The Top 5 Ways to Secure Your Data in 2023


Data security is one of the major problem faced by many organizations nowadays. Here are some tips used to secure data

  •  Secure Service Edge (SSE)

This technology secures access to the web, cloud services, and private apps. SSE creates a single platform solution that combines both network and security architecture to prevent data loss in the cloud.

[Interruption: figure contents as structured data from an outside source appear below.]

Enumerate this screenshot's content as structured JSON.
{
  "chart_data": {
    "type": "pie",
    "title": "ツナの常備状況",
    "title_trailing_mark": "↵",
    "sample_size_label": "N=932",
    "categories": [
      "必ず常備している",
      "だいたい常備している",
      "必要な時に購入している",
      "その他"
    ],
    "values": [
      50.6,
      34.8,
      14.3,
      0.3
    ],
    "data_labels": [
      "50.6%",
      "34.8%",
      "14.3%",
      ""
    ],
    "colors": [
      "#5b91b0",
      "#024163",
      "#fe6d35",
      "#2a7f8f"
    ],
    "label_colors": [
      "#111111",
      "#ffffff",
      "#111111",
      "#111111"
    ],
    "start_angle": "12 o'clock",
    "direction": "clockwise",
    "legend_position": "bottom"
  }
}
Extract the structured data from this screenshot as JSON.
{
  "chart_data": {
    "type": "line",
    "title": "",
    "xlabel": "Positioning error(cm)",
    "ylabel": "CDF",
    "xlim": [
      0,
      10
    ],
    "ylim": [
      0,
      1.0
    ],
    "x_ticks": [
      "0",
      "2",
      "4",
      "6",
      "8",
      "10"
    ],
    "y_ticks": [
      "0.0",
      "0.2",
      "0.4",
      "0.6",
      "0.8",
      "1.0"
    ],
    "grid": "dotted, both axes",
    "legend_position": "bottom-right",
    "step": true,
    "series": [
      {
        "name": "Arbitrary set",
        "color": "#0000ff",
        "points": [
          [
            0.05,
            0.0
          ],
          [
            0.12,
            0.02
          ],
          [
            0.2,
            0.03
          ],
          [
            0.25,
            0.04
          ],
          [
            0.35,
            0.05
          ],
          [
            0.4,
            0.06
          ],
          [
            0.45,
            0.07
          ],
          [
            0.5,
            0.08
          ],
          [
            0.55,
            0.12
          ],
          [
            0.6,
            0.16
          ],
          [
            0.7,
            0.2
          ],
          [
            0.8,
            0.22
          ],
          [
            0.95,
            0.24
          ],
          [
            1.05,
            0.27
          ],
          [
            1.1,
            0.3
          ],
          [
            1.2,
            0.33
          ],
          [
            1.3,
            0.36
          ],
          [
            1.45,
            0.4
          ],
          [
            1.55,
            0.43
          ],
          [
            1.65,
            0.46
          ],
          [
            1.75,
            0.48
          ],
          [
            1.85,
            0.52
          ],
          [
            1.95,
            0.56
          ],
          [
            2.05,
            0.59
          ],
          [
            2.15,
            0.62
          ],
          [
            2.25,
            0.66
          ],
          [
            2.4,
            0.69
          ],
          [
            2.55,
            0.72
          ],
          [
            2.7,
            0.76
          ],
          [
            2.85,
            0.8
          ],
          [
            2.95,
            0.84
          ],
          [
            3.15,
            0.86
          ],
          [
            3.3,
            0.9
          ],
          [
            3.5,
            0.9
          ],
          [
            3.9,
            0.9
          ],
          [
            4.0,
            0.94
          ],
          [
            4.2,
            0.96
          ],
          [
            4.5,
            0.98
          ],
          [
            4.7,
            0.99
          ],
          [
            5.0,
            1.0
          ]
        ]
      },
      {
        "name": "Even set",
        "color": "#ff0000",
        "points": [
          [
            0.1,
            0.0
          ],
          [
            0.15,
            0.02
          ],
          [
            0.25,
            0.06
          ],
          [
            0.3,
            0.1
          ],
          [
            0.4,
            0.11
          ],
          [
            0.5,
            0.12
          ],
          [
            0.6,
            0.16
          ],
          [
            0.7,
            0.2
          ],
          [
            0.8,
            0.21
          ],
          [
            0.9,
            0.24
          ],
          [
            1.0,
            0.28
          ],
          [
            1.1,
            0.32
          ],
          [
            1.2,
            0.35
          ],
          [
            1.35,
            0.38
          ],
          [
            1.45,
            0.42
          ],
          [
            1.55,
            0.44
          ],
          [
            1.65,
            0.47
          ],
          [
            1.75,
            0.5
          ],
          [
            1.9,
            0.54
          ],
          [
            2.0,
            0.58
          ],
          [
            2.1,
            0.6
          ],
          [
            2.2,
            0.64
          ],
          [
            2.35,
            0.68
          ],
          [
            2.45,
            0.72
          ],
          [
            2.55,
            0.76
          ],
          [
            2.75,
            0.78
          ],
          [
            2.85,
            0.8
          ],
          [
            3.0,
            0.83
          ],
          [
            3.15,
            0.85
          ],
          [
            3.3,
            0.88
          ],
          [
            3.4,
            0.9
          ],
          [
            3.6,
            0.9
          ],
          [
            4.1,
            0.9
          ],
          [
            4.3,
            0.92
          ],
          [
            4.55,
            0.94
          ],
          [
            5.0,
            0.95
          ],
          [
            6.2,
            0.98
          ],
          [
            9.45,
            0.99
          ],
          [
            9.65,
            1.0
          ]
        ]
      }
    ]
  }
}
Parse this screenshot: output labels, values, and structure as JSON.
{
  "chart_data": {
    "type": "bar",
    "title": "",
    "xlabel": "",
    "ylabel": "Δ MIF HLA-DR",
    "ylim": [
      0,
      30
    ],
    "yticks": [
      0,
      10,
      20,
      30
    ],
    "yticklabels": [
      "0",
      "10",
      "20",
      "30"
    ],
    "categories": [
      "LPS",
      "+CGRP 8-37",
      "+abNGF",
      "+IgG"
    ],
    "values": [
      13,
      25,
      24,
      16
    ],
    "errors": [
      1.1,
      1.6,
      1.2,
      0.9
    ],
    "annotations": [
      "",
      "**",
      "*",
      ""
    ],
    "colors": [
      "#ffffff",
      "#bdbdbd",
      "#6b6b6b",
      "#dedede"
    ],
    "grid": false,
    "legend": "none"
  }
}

  • Data Risk Management (DRM)

Also known as Information Governance (IG) or Data Security Governance (DSG), DRM is a comprehensive strategy built to protect your data across multiple digital estates. Again, a product of its time as we are straddling hybrid and cloud, in-office and remote, virtual storage and physical servers, and more.


 

  • Insider Risk Management (IRM)

Insider Risk Management acknowledges the significant danger of insider threats. As of 2023, 34% of companies around the world are affected by insider threats, and 30% of bankruptcies are due to employee theft.


  •  Integrated Next-Generation DLP capabilities

Wasn’t DLP out? Yes. But next-generation DLP capabilities are very, very in. They can be found as part of the wider strategies mentioned throughout the rest of this list, and they deserve a specific call-out.


  • Data Detection and Response (DDR)

This is the newest kid on the block, and deserving of at least an honest amount of consideration. You already know about “detection and response”, or the –DR denominator at the end of so many solutions today (EDR, NDR, XDR, so on).

Now, Data Detection and Response has shifted next-generation data loss prevention strategies into that category, and carried it a step further. The notable difference? Data lineage. That means every piece of data is tracked, monitored, and traced back to its roots. If an employee copies a piece of source code and slips it into Slack? Caught. If an all-hands meeting gets leaked on the web (pre-launch trade secrets and all)? Caught. These are nebulous, non-linear forms of data leakage that were previously hard to detect because the industry was protecting the bucket, not the data. Now that the buckets have become so convoluted (a la the cloud, remote environments, so many online platforms, messaging apps, tons of email, virtual storage spaces, etc.) a data tracking system was needed. And that’s why DDR crowns this list.